Moins que jamais serein

Les trois dernières journées ont vu la culmination de ces trois dernières semaines de folie, à l’université, où j’ai passé mon temps à des tâches aussi multiples que minutieuses et, comment dirais-je, marquées du sceau de la matérialité la plus quotidienne. C’était mercredi la réunion de rentrée des différentes composantes et années, et, en tant que responsable de deux cycles distincts, je n’ai pas cessé d’éteindre le feu ici et là… Depuis avant-hier après-midi, où je présidais à la remise des emplois du temps de L3 Anglais, j’ai rencontré au moins soixante-dix étudiants en entretien privé pour x demandes aussi variées qu’inextricables. J’en passe et des meilleures.

Pendant ce quasi-mois à me démener pour que la rentrée ait lieu dans les meilleures conditions possibles, ma recherche n’a évidemment pas avancé (j’avais deux articles à rendre, et baste…) et je ne dis rien des préparations de cours, lesquels seront pourtant assurés dès lundi avec verve et, je l’espère, brio ; en tout cas, ils seront prêts. J’ai tout de même créé, hier, en quelques minutes, un blog pour ces cours du premier semestre 2005 : il s’appelle Cours 2005, tout simplement.

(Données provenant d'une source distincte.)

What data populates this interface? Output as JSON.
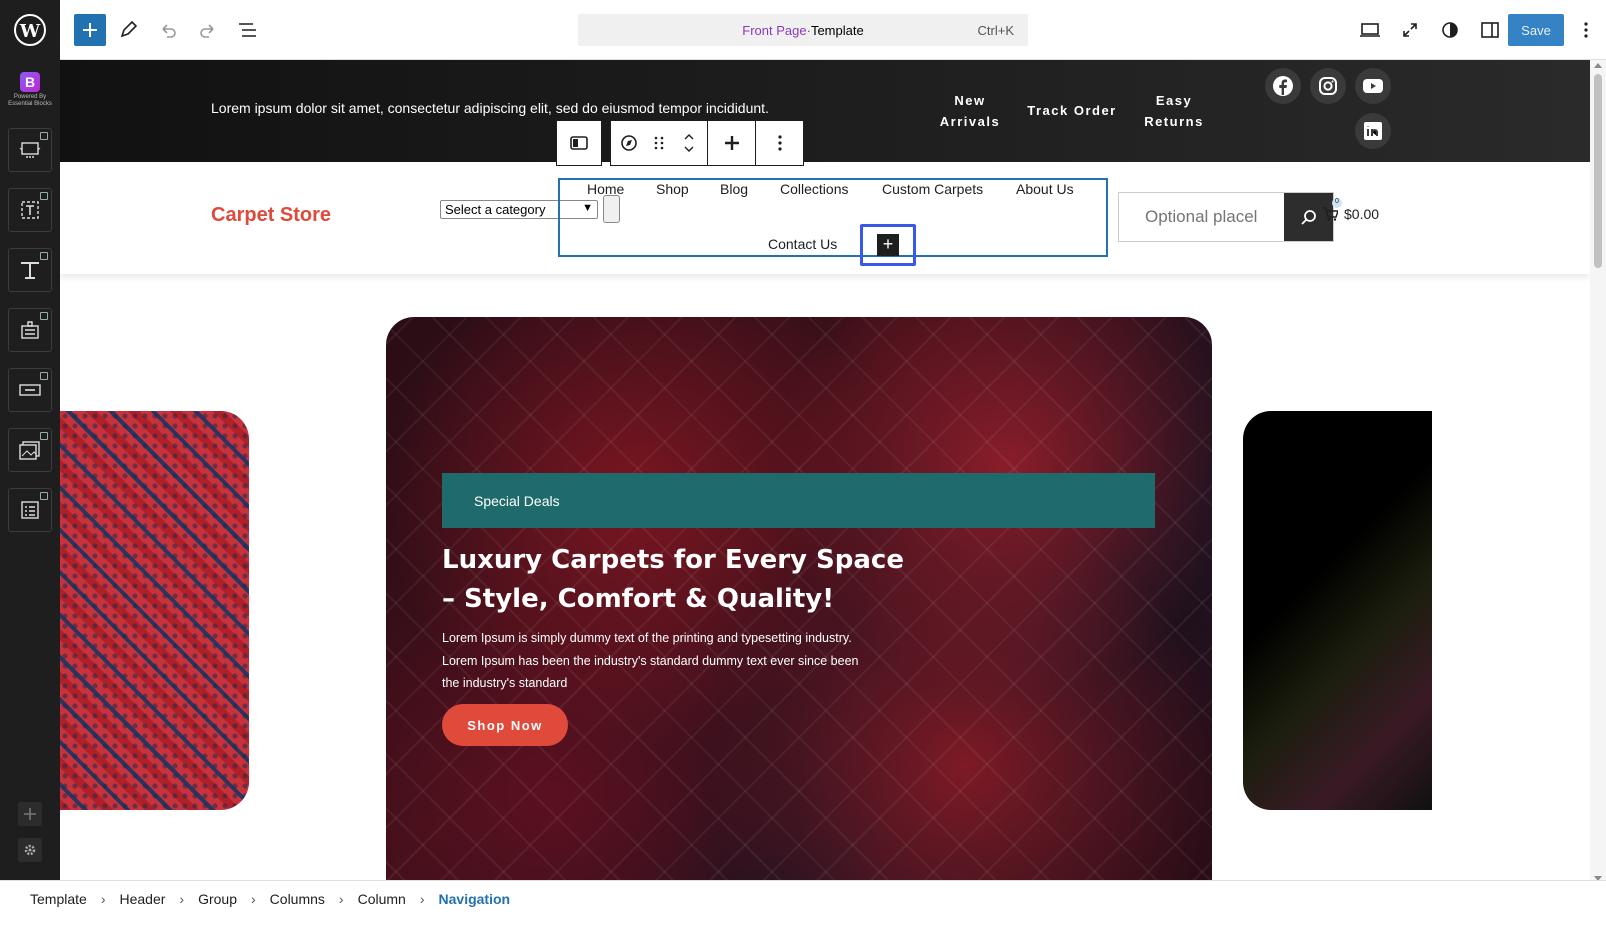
{
  "topbar": {
    "command": {
      "title": "Front Page",
      "sep": " · ",
      "type": "Template",
      "shortcut": "Ctrl+K"
    },
    "save_label": "Save"
  },
  "sidebar": {
    "logo_text": "Powered By Essential Blocks",
    "items": [
      "slider-icon",
      "text-block-icon",
      "typography-icon",
      "form-icon",
      "button-icon",
      "image-gallery-icon",
      "list-icon"
    ]
  },
  "header_top": {
    "tagline": "Lorem ipsum dolor sit amet, consectetur adipiscing elit, sed do eiusmod tempor incididunt.",
    "links": [
      {
        "line1": "New",
        "line2": "Arrivals"
      },
      {
        "line1": "Track Order",
        "line2": ""
      },
      {
        "line1": "Easy",
        "line2": "Returns"
      }
    ],
    "social": [
      "facebook-icon",
      "instagram-icon",
      "youtube-icon",
      "linkedin-icon"
    ]
  },
  "header_main": {
    "brand": "Carpet Store",
    "category_select": "Select a category",
    "nav": [
      "Home",
      "Shop",
      "Blog",
      "Collections",
      "Custom Carpets",
      "About Us",
      "Contact Us"
    ],
    "search_placeholder": "Optional placel",
    "cart_total": "$0.00",
    "cart_badge": "0"
  },
  "hero": {
    "badge": "Special Deals",
    "title": "Luxury Carpets for Every Space – Style, Comfort & Quality!",
    "body": "Lorem Ipsum is simply dummy text of the printing and typesetting industry. Lorem Ipsum has been the industry's standard dummy text  ever since been the industry's standard",
    "cta": "Shop Now"
  },
  "breadcrumb": [
    "Template",
    "Header",
    "Group",
    "Columns",
    "Column",
    "Navigation"
  ],
  "colors": {
    "accent": "#e04a3a",
    "teal": "#1f6b6b",
    "wp_blue": "#2271b1"
  }
}
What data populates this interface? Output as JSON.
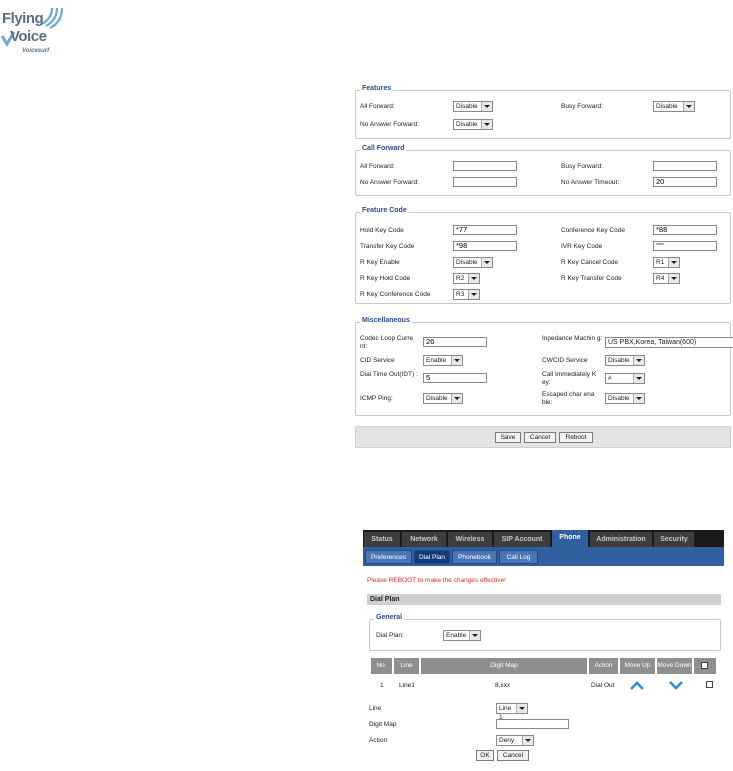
{
  "brand": {
    "line1": "Flying",
    "line2": "Voice",
    "tagline": "Voicesurf"
  },
  "features": {
    "title": "Features",
    "all_forward_label": "All Forward:",
    "all_forward_value": "Disable",
    "busy_forward_label": "Busy Forward:",
    "busy_forward_value": "Disable",
    "no_answer_forward_label": "No Answer Forward:",
    "no_answer_forward_value": "Disable"
  },
  "call_forward": {
    "title": "Call Forward",
    "all_forward_label": "All Forward:",
    "all_forward_value": "",
    "busy_forward_label": "Busy Forward:",
    "busy_forward_value": "",
    "no_answer_forward_label": "No Answer Forward:",
    "no_answer_forward_value": "",
    "no_answer_timeout_label": "No Answer Timeout:",
    "no_answer_timeout_value": "20"
  },
  "feature_code": {
    "title": "Feature Code",
    "hold_key_label": "Hold Key Code",
    "hold_key_value": "*77",
    "conference_key_label": "Conference Key Code",
    "conference_key_value": "*88",
    "transfer_key_label": "Transfer Key Code",
    "transfer_key_value": "*98",
    "ivr_key_label": "IVR Key Code",
    "ivr_key_value": "****",
    "r_key_enable_label": "R Key Enable",
    "r_key_enable_value": "Disable",
    "r_key_cancel_label": "R Key Cancel Code",
    "r_key_cancel_value": "R1",
    "r_key_hold_label": "R Key Hold Code",
    "r_key_hold_value": "R2",
    "r_key_transfer_label": "R Key Transfer Code",
    "r_key_transfer_value": "R4",
    "r_key_conference_label": "R Key Conference Code",
    "r_key_conference_value": "R3"
  },
  "misc": {
    "title": "Miscellaneous",
    "codec_loop_label": "Codec Loop Curre nt:",
    "codec_loop_value": "26",
    "impedance_label": "Inpedance Machin g:",
    "impedance_value": "US PBX,Korea, Taiwan(600)",
    "cid_service_label": "CID Service",
    "cid_service_value": "Enable",
    "cwcid_service_label": "CWCID Service",
    "cwcid_service_value": "Disable",
    "dial_timeout_label": "Dial Time Out(IDT) :",
    "dial_timeout_value": "5",
    "call_immediately_label": "Call Immediately K ey:",
    "call_immediately_value": "#",
    "icmp_ping_label": "ICMP Ping:",
    "icmp_ping_value": "Disable",
    "escaped_char_label": "Escaped char ena ble:",
    "escaped_char_value": "Disable"
  },
  "buttons": {
    "save": "Save",
    "cancel": "Cancel",
    "reboot": "Reboot"
  },
  "dialplan": {
    "tabs": [
      "Status",
      "Network",
      "Wireless",
      "SIP Account",
      "Phone",
      "Administration",
      "Security"
    ],
    "subtabs": [
      "Preferences",
      "Dial Plan",
      "Phonebook",
      "Call Log"
    ],
    "warning": "Please REBOOT to make the changes effective!",
    "section_title": "Dial Plan",
    "general_title": "General",
    "dial_plan_label": "Dial Plan:",
    "dial_plan_value": "Enable",
    "columns": [
      "No.",
      "Line",
      "Digit Map",
      "Action",
      "Move Up",
      "Move Down"
    ],
    "row": {
      "no": "1",
      "line": "Line1",
      "digit_map": "8,xxx",
      "action": "Dial Out"
    },
    "line_label": "Line",
    "line_value": "Line 1",
    "digit_map_label": "Digit Map",
    "digit_map_value": "",
    "action_label": "Action",
    "action_value": "Deny",
    "ok_label": "OK",
    "cancel_label": "Cancel"
  }
}
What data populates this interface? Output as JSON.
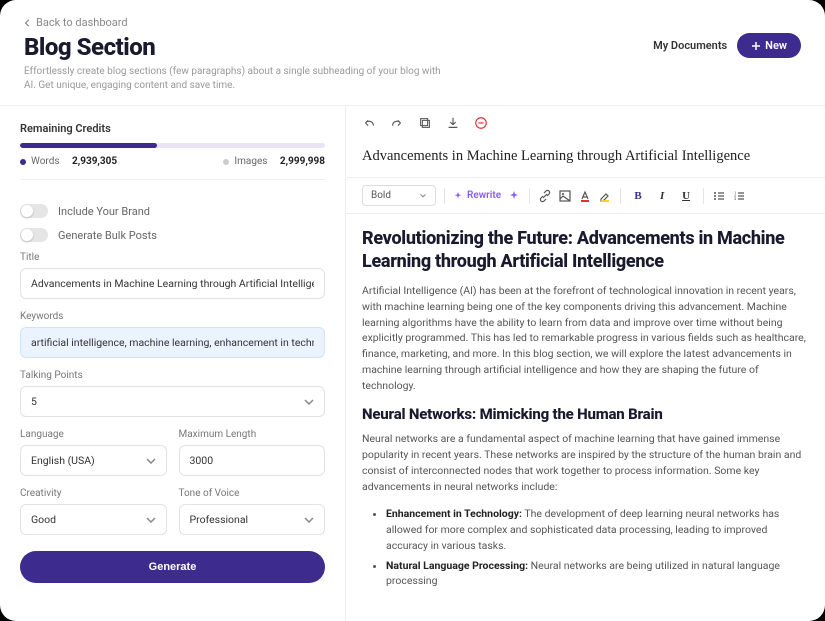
{
  "header": {
    "back": "Back to dashboard",
    "title": "Blog Section",
    "subtitle": "Effortlessly create blog sections (few paragraphs) about a single subheading of your blog with AI. Get unique, engaging content and save time.",
    "my_documents": "My Documents",
    "new": "New"
  },
  "credits": {
    "label": "Remaining Credits",
    "words_label": "Words",
    "words_value": "2,939,305",
    "images_label": "Images",
    "images_value": "2,999,998"
  },
  "toggles": {
    "brand": "Include Your Brand",
    "bulk": "Generate Bulk Posts"
  },
  "form": {
    "title_label": "Title",
    "title_value": "Advancements in Machine Learning through Artificial Intelligence",
    "keywords_label": "Keywords",
    "keywords_value": "artificial intelligence, machine learning, enhancement in technology, ne",
    "talking_label": "Talking Points",
    "talking_value": "5",
    "language_label": "Language",
    "language_value": "English (USA)",
    "maxlen_label": "Maximum Length",
    "maxlen_value": "3000",
    "creativity_label": "Creativity",
    "creativity_value": "Good",
    "tone_label": "Tone of Voice",
    "tone_value": "Professional",
    "generate": "Generate"
  },
  "editor": {
    "doc_title": "Advancements in Machine Learning through Artificial Intelligence",
    "style_select": "Bold",
    "rewrite": "Rewrite",
    "h2": "Revolutionizing the Future: Advancements in Machine Learning through Artificial Intelligence",
    "p1": "Artificial Intelligence (AI) has been at the forefront of technological innovation in recent years, with machine learning being one of the key components driving this advancement. Machine learning algorithms have the ability to learn from data and improve over time without being explicitly programmed. This has led to remarkable progress in various fields such as healthcare, finance, marketing, and more. In this blog section, we will explore the latest advancements in machine learning through artificial intelligence and how they are shaping the future of technology.",
    "h3": "Neural Networks: Mimicking the Human Brain",
    "p2": "Neural networks are a fundamental aspect of machine learning that have gained immense popularity in recent years. These networks are inspired by the structure of the human brain and consist of interconnected nodes that work together to process information. Some key advancements in neural networks include:",
    "li1_strong": "Enhancement in Technology:",
    "li1_text": " The development of deep learning neural networks has allowed for more complex and sophisticated data processing, leading to improved accuracy in various tasks.",
    "li2_strong": "Natural Language Processing:",
    "li2_text": " Neural networks are being utilized in natural language processing"
  }
}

Ce soir, je me rends à la réunion des parents de l’école maternelle.

 

********

 

Je m’interroge souvent sur le titre Touraine sereine, qui désigne un carnet de toile dans lequel il n’est pas toujours (souvent) question de Touraine, et dont l’auteur est aux antipodes de la sérénité. J’aime les moments sereins, les instants de sérénité, mais mon tempérament ne les facilite pas.

 

lundi, 19 septembre 2005

Vais me coucher...

... après plusieurs préparations de textes pour le cours d'"analyse de textes littéraires" de troisième année que je vais enseigner à partir de mardi en huit.

Bonne nuit,

22:03 Publié dans WAW | Lien permanent | Commentaires (2)

WABW : panique, panade, pépins, pizza

Encore une journée harassante de travail principalement administratif, outre la préparation, pour la reprographie, des différents dossiers à distribuer aux étudiants lors des premiers cours. J’ai sué sang et eau sur de nouvelles paniques liées aux emplois du temps : il va falloir ouvrir de nouveaux groupes, de traduction notamment, en troisième année, ce qui, dans la mesure où nous devons remettre les emplois du temps aux étudiants dès mercredi, ne va pas être de la tarte, puisque P***, la directrice du département, n’était pas là aujourd’hui, et qu’elle n’a pu contacter les collègues susceptibles de prendre en charge ces enseignements. Autre panique, la panade des UE libres (unités d’enseignement libres), dont certaines sont confirmées, d’autres annulées pour cause de trop faibles effectifs, mais surtout… dont certaines vont peut-être ouvrir, mais peut-être pas, et les cours commencent lundi prochain, et ni le professeur ni les étudiants ne savent s’ils auront lieu…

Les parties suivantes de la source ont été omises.